Pilot selection in the era of Virtual reality: algorithms for accurate and interpretable machine learning models
Ke, Luoma, Zhang, Guangpeng, He, Jibo, Li, Yajing, Li, Yan, Liu, Xufeng, Fang, Peng
With the rapid growth of the aviation industry, there is a need for a large number of flight crew. How to select the right pilots in a cost-efficient manner has become an important research question. In the current study, twenty-three pilots were recruited from China Eastern Airlines, and 23 novices were from the community of Tsinghua University.
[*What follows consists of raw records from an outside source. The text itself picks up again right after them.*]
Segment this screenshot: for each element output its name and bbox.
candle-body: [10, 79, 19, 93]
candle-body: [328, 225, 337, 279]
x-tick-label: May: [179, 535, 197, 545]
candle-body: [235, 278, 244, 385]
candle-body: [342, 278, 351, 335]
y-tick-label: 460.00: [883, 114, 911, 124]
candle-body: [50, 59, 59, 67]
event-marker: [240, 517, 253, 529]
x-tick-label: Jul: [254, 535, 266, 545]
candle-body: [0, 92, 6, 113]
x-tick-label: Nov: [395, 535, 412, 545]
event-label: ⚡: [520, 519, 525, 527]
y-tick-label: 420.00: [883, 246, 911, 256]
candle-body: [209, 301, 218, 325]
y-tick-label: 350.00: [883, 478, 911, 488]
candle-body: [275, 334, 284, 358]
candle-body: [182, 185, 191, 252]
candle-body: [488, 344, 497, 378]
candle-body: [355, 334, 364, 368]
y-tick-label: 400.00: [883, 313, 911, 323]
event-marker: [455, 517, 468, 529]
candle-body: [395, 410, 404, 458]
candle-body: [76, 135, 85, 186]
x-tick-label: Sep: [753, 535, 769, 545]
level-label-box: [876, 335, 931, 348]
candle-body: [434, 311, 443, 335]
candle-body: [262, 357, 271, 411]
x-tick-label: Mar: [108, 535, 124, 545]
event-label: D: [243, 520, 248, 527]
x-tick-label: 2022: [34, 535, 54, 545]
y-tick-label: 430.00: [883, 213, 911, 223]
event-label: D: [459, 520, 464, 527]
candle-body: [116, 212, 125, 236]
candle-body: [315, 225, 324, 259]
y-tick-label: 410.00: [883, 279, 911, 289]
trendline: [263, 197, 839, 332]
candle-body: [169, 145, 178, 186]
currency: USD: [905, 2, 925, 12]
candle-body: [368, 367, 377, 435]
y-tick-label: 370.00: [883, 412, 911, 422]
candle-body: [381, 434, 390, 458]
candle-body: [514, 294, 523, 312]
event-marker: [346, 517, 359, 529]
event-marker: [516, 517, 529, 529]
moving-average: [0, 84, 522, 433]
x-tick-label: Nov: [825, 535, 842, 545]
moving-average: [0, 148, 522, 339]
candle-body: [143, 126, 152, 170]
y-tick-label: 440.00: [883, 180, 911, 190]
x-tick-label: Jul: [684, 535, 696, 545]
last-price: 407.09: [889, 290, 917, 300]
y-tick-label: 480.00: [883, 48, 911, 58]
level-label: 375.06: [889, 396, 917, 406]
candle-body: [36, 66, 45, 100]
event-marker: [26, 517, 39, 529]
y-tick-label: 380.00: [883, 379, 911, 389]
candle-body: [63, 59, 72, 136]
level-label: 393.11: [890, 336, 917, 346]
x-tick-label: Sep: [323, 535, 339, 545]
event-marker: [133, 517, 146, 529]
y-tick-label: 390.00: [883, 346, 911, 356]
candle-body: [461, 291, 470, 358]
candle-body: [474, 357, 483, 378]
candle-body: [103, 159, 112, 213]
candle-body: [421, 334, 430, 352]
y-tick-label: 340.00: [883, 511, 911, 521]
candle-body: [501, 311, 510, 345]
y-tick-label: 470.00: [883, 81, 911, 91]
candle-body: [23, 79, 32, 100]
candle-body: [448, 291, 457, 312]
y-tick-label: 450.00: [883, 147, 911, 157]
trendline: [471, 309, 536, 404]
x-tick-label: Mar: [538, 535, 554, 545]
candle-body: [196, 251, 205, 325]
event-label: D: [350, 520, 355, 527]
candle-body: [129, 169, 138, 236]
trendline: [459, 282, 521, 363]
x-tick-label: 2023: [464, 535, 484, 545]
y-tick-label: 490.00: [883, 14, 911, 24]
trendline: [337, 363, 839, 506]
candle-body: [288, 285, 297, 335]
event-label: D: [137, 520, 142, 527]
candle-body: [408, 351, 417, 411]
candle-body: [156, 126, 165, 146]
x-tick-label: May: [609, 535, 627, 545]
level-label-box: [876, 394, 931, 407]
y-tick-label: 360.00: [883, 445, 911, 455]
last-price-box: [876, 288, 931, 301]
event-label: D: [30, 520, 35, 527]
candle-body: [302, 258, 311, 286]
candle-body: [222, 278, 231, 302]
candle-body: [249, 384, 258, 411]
A novel approach incorporating machine learning and virtual reality technology was applied to distinguish features between these participants with different flight skills. Results indicate that SVM with the MIC feature selection method consistently achieved the highest prediction performance on all metrics with an Accuracy of 0.93, an AUC of 0.96, and an F1 of 0.93, which outperforms four other classifier algorithms and two other feature selection methods. From the perspective of feature selection methods, the MIC method can select features with a nonlinear relationship to sampling labels, instead of a simple filter-out. Our new implementation of the SVM + MIC algorithm outperforms all existing pilot selection algorithms and perhaps provides the first implementation based on eye tracking and flight dynamics data. This study's VR simulation platforms and algorithms can be used for pilot selection and training.